- Discurso na National Press Club mostrou Hanson atacando multiculturalismo, o clima e a imprensa, com protesto cobrindo salários mínimos durante a fala.
- Reitera mensagens antigas, mirando islamismo radical e falantes não ingleses, defendendo uma monocultura sob um único guarda-chuva cultural.
- Acusa a mudança climática de ser um “hoax” e propõe retirar subsídios a renováveis, banir usinas eólicas e solares, retomar fósseis e promover energia nuclear.

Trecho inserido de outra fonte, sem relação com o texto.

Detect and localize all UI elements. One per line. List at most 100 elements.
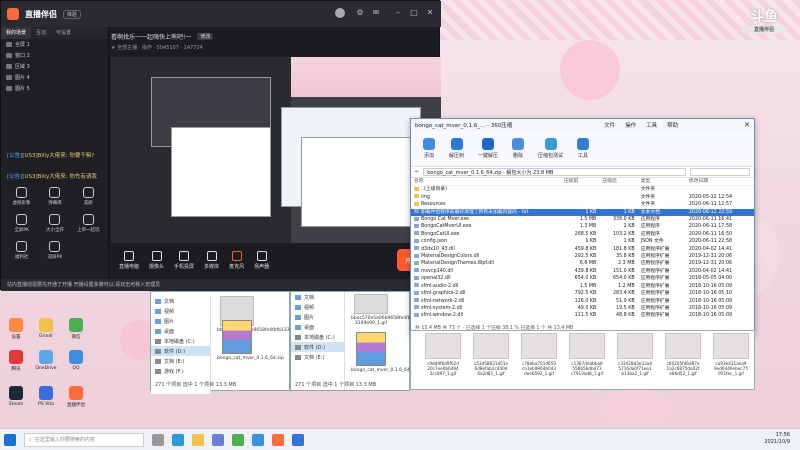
taskbar-clock[interactable]: 17:56 2021/10/9 bbox=[764, 432, 790, 446]
menu-tools[interactable]: 工具 bbox=[646, 121, 657, 129]
close-icon[interactable]: ✕ bbox=[744, 121, 750, 129]
sidebar-item-video[interactable]: 视频 bbox=[151, 306, 210, 316]
source-camera[interactable]: 摄像头 bbox=[149, 251, 164, 270]
desktop-icon[interactable]: QQ bbox=[64, 350, 88, 371]
sidebar-item-d-drive[interactable]: 软件 (D:) bbox=[291, 342, 344, 352]
menu-operate[interactable]: 操作 bbox=[625, 121, 636, 129]
tool-fullsize[interactable]: 大小全开 bbox=[38, 214, 71, 233]
wechat-icon[interactable] bbox=[232, 433, 244, 446]
zip-app-icon[interactable] bbox=[292, 433, 304, 446]
table-row[interactable]: img 文件夹 2020-05-12 12:54 bbox=[411, 194, 754, 201]
menu-file[interactable]: 文件 bbox=[604, 121, 615, 129]
sidebar-item-video[interactable]: 视频 bbox=[291, 302, 344, 312]
app-badge[interactable]: 体验 bbox=[63, 9, 82, 19]
table-row[interactable]: sfml-system-2.dll 49.0 KB 19.5 KB 应用程序扩展 201… bbox=[411, 305, 754, 312]
col-size[interactable]: 压缩前 bbox=[561, 178, 600, 187]
thumbnail-item[interactable]: c1387ddabba8 556b5bdb473 c7913ad8_1.gif bbox=[567, 333, 607, 376]
sidebar-item-desktop[interactable]: 桌面 bbox=[151, 326, 210, 336]
tool-beauty[interactable]: 美颜 bbox=[72, 187, 105, 206]
tool-danmaku[interactable]: 弹幕库 bbox=[38, 187, 71, 206]
table-row[interactable]: config.json 1 KB 1 KB JSON 文件 2020-06-11 22:… bbox=[411, 238, 754, 245]
table-row[interactable]: Bongo Cat Mver.exe 1.5 MB 338.0 KB 应用程序 2020… bbox=[411, 216, 754, 223]
store-icon[interactable] bbox=[212, 433, 224, 446]
source-media[interactable]: 多媒体 bbox=[204, 251, 219, 270]
desktop-icon[interactable]: Grindr bbox=[34, 318, 58, 339]
folder-icon[interactable] bbox=[192, 433, 204, 446]
table-row[interactable]: BongoCatUI.exe 268.5 KB 103.2 KB 应用程序 2020-0… bbox=[411, 231, 754, 238]
extract-to-button[interactable]: 解压到 bbox=[449, 138, 464, 159]
gear-icon[interactable]: ⚙ bbox=[355, 8, 365, 18]
tool-pk[interactable]: 全屏PK bbox=[5, 214, 38, 233]
file-item[interactable]: bongo_cat_mver_0.1.6_64.zip bbox=[217, 320, 284, 361]
sidebar-item-pictures[interactable]: 图片 bbox=[151, 316, 210, 326]
minimize-icon[interactable]: – bbox=[393, 8, 403, 18]
desktop-icon[interactable]: 微信 bbox=[64, 318, 88, 340]
tab-interact[interactable]: 互动 bbox=[31, 27, 51, 39]
sidebar-item-e-drive[interactable]: 文档 (E:) bbox=[291, 352, 344, 362]
scene-item[interactable]: 图片 5 bbox=[1, 83, 108, 94]
sidebar-item-f-drive[interactable]: 游戏 (F:) bbox=[151, 366, 210, 376]
stream-preview[interactable] bbox=[111, 57, 441, 243]
desktop-icon[interactable]: 直播伴侣 bbox=[64, 386, 88, 408]
col-type[interactable]: 类型 bbox=[637, 178, 686, 187]
table-row[interactable]: msvcp140.dll 439.8 KB 151.0 KB 应用程序扩展 2020-0… bbox=[411, 268, 754, 275]
stream-app-icon[interactable] bbox=[272, 433, 284, 446]
tool-avatar[interactable]: 虚拟形象 bbox=[5, 187, 38, 206]
close-icon[interactable]: ✕ bbox=[425, 8, 435, 18]
taskbar-search[interactable]: ⌕ 在这里输入你要搜索的内容 bbox=[24, 432, 144, 447]
scene-item[interactable]: 图片 4 bbox=[1, 72, 108, 83]
avatar[interactable] bbox=[335, 8, 345, 18]
col-name[interactable]: 名称 bbox=[411, 178, 561, 187]
table-row[interactable]: ..(上级目录) 文件夹 bbox=[411, 186, 754, 194]
desktop-icon[interactable]: PS Vita bbox=[34, 386, 58, 407]
sidebar-item-desktop[interactable]: 桌面 bbox=[291, 322, 344, 332]
tool-dual-pk[interactable]: 双屏PK bbox=[38, 241, 71, 260]
table-row[interactable]: sfml-graphics-2.dll 792.5 KB 283.4 KB 应用程序扩… bbox=[411, 290, 754, 297]
mail-icon[interactable]: ✉ bbox=[371, 8, 381, 18]
desktop-icon[interactable]: Steam bbox=[4, 386, 28, 407]
mic-toggle[interactable]: 麦克风 bbox=[229, 251, 244, 270]
sidebar-item-d-drive[interactable]: 软件 (D:) bbox=[151, 346, 210, 356]
desktop-icon[interactable]: 腾讯 bbox=[4, 350, 28, 372]
tool-play-together[interactable]: 上单一起玩 bbox=[72, 214, 105, 233]
menu-help[interactable]: 帮助 bbox=[667, 121, 678, 129]
table-row[interactable]: sfml-audio-2.dll 1.5 MB 1.2 MB 应用程序扩展 2018-1… bbox=[411, 283, 754, 290]
desktop-icon[interactable]: 设置 bbox=[4, 318, 28, 340]
sidebar-item-pictures[interactable]: 图片 bbox=[291, 312, 344, 322]
thumbnail-item[interactable]: c9dd9f6d9f62d 20c7ee0b6d94 3cc897_1.gif bbox=[423, 333, 463, 376]
sidebar-item-docs[interactable]: 文档 bbox=[291, 292, 344, 302]
file-item[interactable]: bongo_cat_mver_0.1.6_64.zip bbox=[351, 332, 418, 373]
table-row[interactable]: openal32.dll 654.0 KB 654.0 KB 应用程序扩展 2018-0… bbox=[411, 275, 754, 282]
edge-icon[interactable] bbox=[172, 433, 184, 446]
table-row[interactable]: 卸载伴侣程序前最好清理了所有未加载内容的 - txt 1 KB 1 KB 文本文档 20… bbox=[411, 208, 754, 217]
desktop-icon[interactable]: OneDrive bbox=[34, 350, 58, 371]
table-row[interactable]: BongoCatMverUI.exe 1.3 MB 2 KB 应用程序 2020-06-… bbox=[411, 223, 754, 230]
scene-item[interactable]: 窗口 2 bbox=[1, 50, 108, 61]
sidebar-item-c-drive[interactable]: 本地磁盘 (C:) bbox=[151, 336, 210, 346]
col-modified[interactable]: 修改日期 bbox=[685, 178, 754, 187]
table-row[interactable]: Resources 文件夹 2020-06-11 12:57 bbox=[411, 201, 754, 208]
table-row[interactable]: d3dx10_43.dll 459.8 KB 181.8 KB 应用程序扩展 2020-… bbox=[411, 246, 754, 253]
file-item[interactable]: bbac570e5a06b9658fe4fbfb13 3149e90_1.gif bbox=[351, 294, 421, 326]
qq-icon[interactable] bbox=[252, 433, 264, 446]
windows-start-icon[interactable] bbox=[4, 433, 16, 446]
back-icon[interactable]: ← bbox=[415, 169, 419, 175]
zip-search-input[interactable] bbox=[690, 168, 750, 176]
table-row[interactable]: MaterialDesignColors.dll 292.5 KB 35.8 KB 应… bbox=[411, 253, 754, 260]
col-packed[interactable]: 压缩后 bbox=[599, 178, 638, 187]
thumbnail-item[interactable]: ca93e431aea9 9ed6446ebec75 951fec_1.gif bbox=[711, 333, 751, 376]
thumbnail-item[interactable]: c53d58831d01e 6d8efab2c440d 6a2d81_1.gif bbox=[471, 333, 511, 376]
task-view-icon[interactable] bbox=[152, 433, 164, 446]
thumbnail-item[interactable]: c33428d3e33a4 5716da0f71ee1 b13ba2_1.gif bbox=[615, 333, 655, 376]
tab-settings[interactable]: 可设置 bbox=[51, 27, 76, 39]
table-row[interactable]: MaterialDesignThemes.Wpf.dll 6.6 MB 2.3 MB… bbox=[411, 260, 754, 267]
add-button[interactable]: 添加 bbox=[423, 138, 435, 159]
speaker-toggle[interactable]: 扬声器 bbox=[254, 251, 269, 270]
table-row[interactable]: sfml-window-2.dll 111.5 KB 48.8 KB 应用程序扩展 20… bbox=[411, 312, 754, 319]
sidebar-item-e-drive[interactable]: 文档 (E:) bbox=[151, 356, 210, 366]
scene-item[interactable]: 区域 3 bbox=[1, 61, 108, 72]
source-pc[interactable]: 直播电脑 bbox=[119, 251, 139, 270]
thumbnail-item[interactable]: c78eba701d650 ca1eb9964b0d3 dee6592_1.gi… bbox=[519, 333, 559, 376]
test-archive-button[interactable]: 压缩包测试 bbox=[538, 138, 563, 159]
zip-path[interactable]: bongo_cat_mver_0.1.6_64.zip - 解包大小为 23.8… bbox=[423, 168, 686, 176]
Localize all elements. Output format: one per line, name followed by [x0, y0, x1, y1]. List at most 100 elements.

- Ataques à imprensa no estilo de Donald Trump: ameaça de extinguir a SBS, transformar a ABC em assinatura e críticas a repórteres, incluindo uma profissional do Guardian Australia.
- Sobre aborto, afirma que 20 semanas é tarde demais e defende debate nacional, defendendo educação em contracepção em vez de aborto, com ressalvas para casos médicos.
A líder do One Nation, Pauline Hanson, divulgou um discurso transmitido nacionalmente ao National Press Club, no qual criticou multiculturalismo, mudanças climáticas e a atuação da mídia. O posicionamento ganhou tom contundente e ocorreu em meio a protesto contra reajustes salariais de trabalhadores de menor renda.
Hanson reiterou que não acredita em uma sociedade multicultural, afirmando ser necessário viver sob uma única cultura. Ela citou dados do censo de 2021 para sustentar a ideia de que várias famílias falam outro idioma em casa, questionando a coesão social sob essa prática.
No discurso, a líder também apontou a crise energética como resultado de uma suposta farsa climática, defendendo a paralisação de parques eólicos e solares, o fim de subsídios a fontes renováveis e a ampliação de fontes fósseis, com possibilidade de núcleo nuclear público.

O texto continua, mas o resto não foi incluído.